Entre les écrivains qui comptent, Veuillot me paraît celui qui est le mieux dans la tradition de la langue, tout en restant un des plus libres, des plus personnels. Il n'apprit le latin qu'à vingt-cinq ans mais il était nourri de la moelle de nos classiques. Il est soucieux de pureté et même de purisme, jusqu'à faire volontiers la leçon aux autres là-dessus,--mais d'un purisme large et dont les informations remontent au moins jusqu'au XVIe siècle. Il est aussi préoccupé, et presque à l'excès, de l'harmonie du style, très rigoureux sur ce point, sévère aux cacophonies (cf. _Odeurs de Paris_, page 213). Sa prose est impeccablement musicale; et, quand il sortait de la polémique et écrivait pour son plaisir, il aimait à cadencer sa pensée en des sortes de strophes attentivement rythmées (_Çà et là_, deuxième volume; _le Parfum de Rome_). Au reste, une souplesse incroyable, une extrême diversité de ton et d'accent,--depuis la manière concise, à petites phrases courtes et savoureuses, et depuis la façon liée, serrée, pressante du style démonstratif, jusqu'au style largement périodique de l'éloquence épandue, et jusqu'à la grâce inventée et non analysable de l'expression proprement poétique...

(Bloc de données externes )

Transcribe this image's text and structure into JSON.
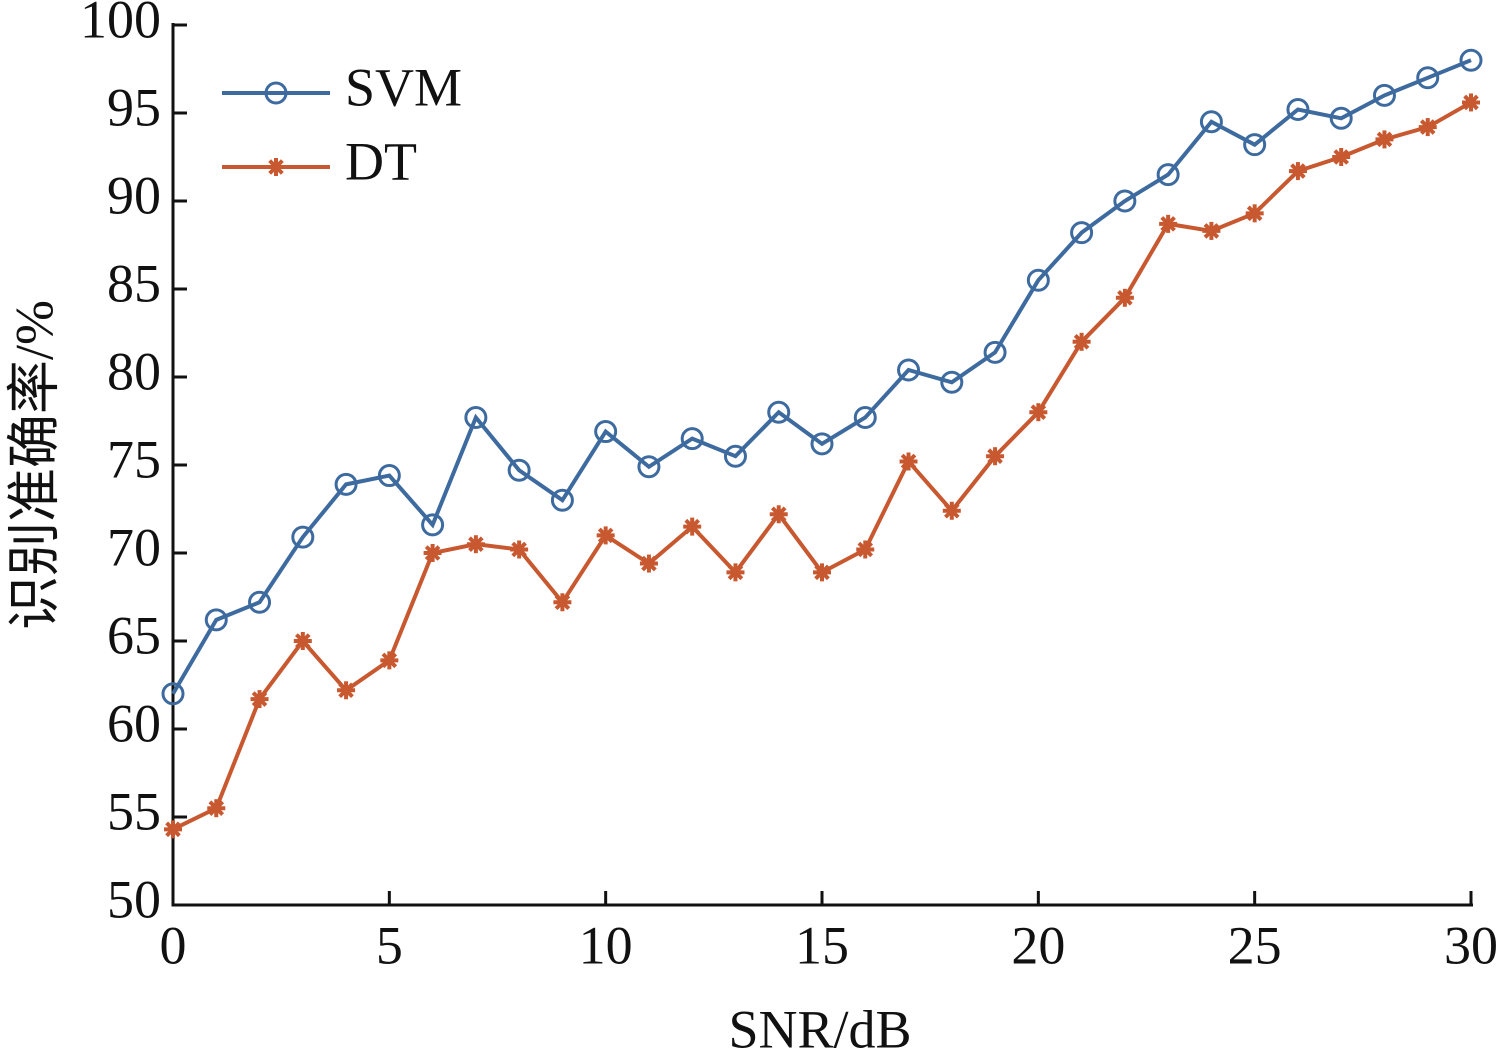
{
  "chart_data": {
    "type": "line",
    "xlabel": "SNR/dB",
    "ylabel": "识别准确率/%",
    "x": [
      0,
      1,
      2,
      3,
      4,
      5,
      6,
      7,
      8,
      9,
      10,
      11,
      12,
      13,
      14,
      15,
      16,
      17,
      18,
      19,
      20,
      21,
      22,
      23,
      24,
      25,
      26,
      27,
      28,
      29,
      30
    ],
    "series": [
      {
        "name": "SVM",
        "color": "#3e6b9f",
        "marker": "circle",
        "values": [
          62.0,
          66.2,
          67.2,
          70.9,
          73.9,
          74.4,
          71.6,
          77.7,
          74.7,
          73.0,
          76.9,
          74.9,
          76.5,
          75.5,
          78.0,
          76.2,
          77.7,
          80.4,
          79.7,
          81.4,
          85.5,
          88.2,
          90.0,
          91.5,
          94.5,
          93.2,
          95.2,
          94.7,
          96.0,
          97.0,
          98.0
        ]
      },
      {
        "name": "DT",
        "color": "#c8582f",
        "marker": "asterisk",
        "values": [
          54.3,
          55.5,
          61.7,
          65.0,
          62.2,
          63.9,
          70.0,
          70.5,
          70.2,
          67.2,
          71.0,
          69.4,
          71.5,
          68.9,
          72.2,
          68.9,
          70.2,
          75.2,
          72.4,
          75.5,
          78.0,
          82.0,
          84.5,
          88.7,
          88.3,
          89.3,
          91.7,
          92.5,
          93.5,
          94.2,
          95.6
        ]
      }
    ],
    "xlim": [
      0,
      30
    ],
    "xticks": [
      0,
      5,
      10,
      15,
      20,
      25,
      30
    ],
    "ylim": [
      50,
      100
    ],
    "yticks": [
      50,
      55,
      60,
      65,
      70,
      75,
      80,
      85,
      90,
      95,
      100
    ],
    "grid": false,
    "legend": "upper left"
  }
}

Bref, il me semble avoir toute la gamme, et la grâce et la force ensemble, et toujours, toujours le mouvement, et toujours aussi la belle transparence, la clarté lumineuse et sereine. Je note seulement, dans la prose de ses dernières années, quelque abus de l'antithèse et des facettes, du parallélisme verbal et même des allitérations, et aussi un peu de trépidation et de halètement, un je ne sais quoi par où il rejoint Michelet... Somme toute, je n'hésite pas un moment à le compter dans la demi-douzaine des très grands prosateurs de ce siècle.